You're unlikely to read the Internet for more than a few minutes without running into some crack at "participation trophies." It's become an extremely viral catch-all for why people suck today (so much so, in fact, that which generation they're even talking about tends to be murky).
Blaming participation trophies always seemed so random to me. But the more I think about it, the more it makes sense. And it's what makes sense about it that should make it stop.
I have three participation trophies, three participation plaques and an uncountable ream of certificates acknowledging that I did things. What I don't have are any accomplishment trophies, and the amount of genuine awards I've won for any reason are slim to none. I don't think the participation baubles spoiled me, nor did they lead to my being too lazy and/or complacent to win anything real.
The mistake is to assume that, when I received the participation trophy, I thought of it as the championship cup. Even when I was six and seven years old, getting trophies for showing up for T-ball, I didn't think any differently of those than I did about my jersey and the team picture. It was just another cool, colorful piece of evidence that I'd been part of that team.
In eighth grade, I received a participation trophy for running track. It was the only one they'd issued in my three years on the team, but I wasn't bitter that the 7th-graders were getting them too. I was just happy to have a token of all the work I put in. The same was true of the plaques I got from high school football and college track. They were never the reason I pursued anything, but they were pretty cool to hang on the wall. I could always say I was part of this and that team. I didn't mistake them for competitive awards, and would have been embarrassed to come off as doing so. (The one genuine championship I have to my name — a 2004 Sun Belt Conference title ring for cross country — I still got just for helping out the team behind the scenes.) More than anything else, these were testaments to my ability to see something all the way through the end.
In a sense, my college degrees are also participation trophies. I can't think of anything I won in college, and didn't graduate with high honors. But I showed up every day and worked my way through it. Does the fact that thousands of other people received the same degree the same day as me diminish my accomplishment? I don't think it does, any more than making the winning play in a title game or graduating magna cum laude would make me tangibly better than anyone else.

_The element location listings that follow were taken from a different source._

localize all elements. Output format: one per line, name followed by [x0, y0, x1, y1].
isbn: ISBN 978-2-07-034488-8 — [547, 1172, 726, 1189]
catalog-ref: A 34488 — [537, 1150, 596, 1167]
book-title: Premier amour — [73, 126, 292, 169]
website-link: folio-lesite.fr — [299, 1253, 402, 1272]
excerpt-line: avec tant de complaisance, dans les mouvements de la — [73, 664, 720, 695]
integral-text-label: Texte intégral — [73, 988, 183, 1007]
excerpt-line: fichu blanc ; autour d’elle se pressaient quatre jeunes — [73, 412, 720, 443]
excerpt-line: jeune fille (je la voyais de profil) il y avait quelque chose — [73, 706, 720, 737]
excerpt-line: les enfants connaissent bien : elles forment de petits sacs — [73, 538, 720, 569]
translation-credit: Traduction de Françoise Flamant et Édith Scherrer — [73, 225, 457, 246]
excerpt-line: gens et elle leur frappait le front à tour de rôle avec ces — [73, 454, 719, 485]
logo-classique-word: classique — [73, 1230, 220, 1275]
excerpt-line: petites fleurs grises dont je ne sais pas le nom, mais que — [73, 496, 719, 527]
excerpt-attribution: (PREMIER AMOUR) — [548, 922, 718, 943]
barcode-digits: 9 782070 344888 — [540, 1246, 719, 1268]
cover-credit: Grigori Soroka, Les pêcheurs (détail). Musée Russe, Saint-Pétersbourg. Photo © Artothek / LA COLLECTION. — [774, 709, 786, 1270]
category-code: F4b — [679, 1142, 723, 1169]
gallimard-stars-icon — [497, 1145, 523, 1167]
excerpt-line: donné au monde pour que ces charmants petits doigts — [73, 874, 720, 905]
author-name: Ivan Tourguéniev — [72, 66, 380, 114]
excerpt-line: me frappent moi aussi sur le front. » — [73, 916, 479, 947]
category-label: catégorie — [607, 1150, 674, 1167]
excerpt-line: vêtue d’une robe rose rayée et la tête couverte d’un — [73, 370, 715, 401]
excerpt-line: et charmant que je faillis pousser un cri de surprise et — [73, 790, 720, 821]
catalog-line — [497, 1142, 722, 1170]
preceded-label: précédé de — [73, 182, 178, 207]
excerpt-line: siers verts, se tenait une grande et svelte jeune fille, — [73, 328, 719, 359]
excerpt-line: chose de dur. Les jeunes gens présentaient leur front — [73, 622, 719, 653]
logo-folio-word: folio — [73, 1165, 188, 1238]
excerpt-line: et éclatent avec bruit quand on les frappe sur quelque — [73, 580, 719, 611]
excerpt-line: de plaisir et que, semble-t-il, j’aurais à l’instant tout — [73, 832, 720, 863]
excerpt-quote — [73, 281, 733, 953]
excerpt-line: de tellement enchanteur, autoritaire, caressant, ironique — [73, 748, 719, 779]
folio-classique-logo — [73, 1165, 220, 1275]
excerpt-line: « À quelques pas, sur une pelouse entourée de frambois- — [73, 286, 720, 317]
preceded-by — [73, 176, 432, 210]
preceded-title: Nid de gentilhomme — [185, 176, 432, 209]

The truth is, most things in life don't lend themselves to awards and trophies. In fact, most of the most important stuff doesn't. And even among those things that do, well ... let's just say I don't think any less of myself for not winning any writing awards, nor do I automatically elevate another writer just because they have.
It's what a recognition means to you (and what you derive from it) that matters. In that respect, having real trophies can be every bit as entitling. Many people who grow up high on merit trophies and awards fall hardest when they realize that not every accomplishment in life merits one. They struggle when that motivation is gone. Some them miss that competition (and winning it) and thus try to make a sport of everything in life. That's one reason we have such miserable public policy regarding taxes, schools, health care and a host of other issues that pit citizens against one another. The goal isn't to participate in society, but to win it. How is that any less entitled than the alleged participation-trophy attitude? The influence of the competitive-trophy attitude is more apparent in society, for sure.
Ultimately, trophies don't matter one way or another. At best, they are satisfying reminders of a job well done. At worst, they spoil people into inflating their self-worth and dismissing the value of those around them. That's a function of the person, not the place. Instead of dwelling on trophies, perhaps we should mold healthy minds to begin with.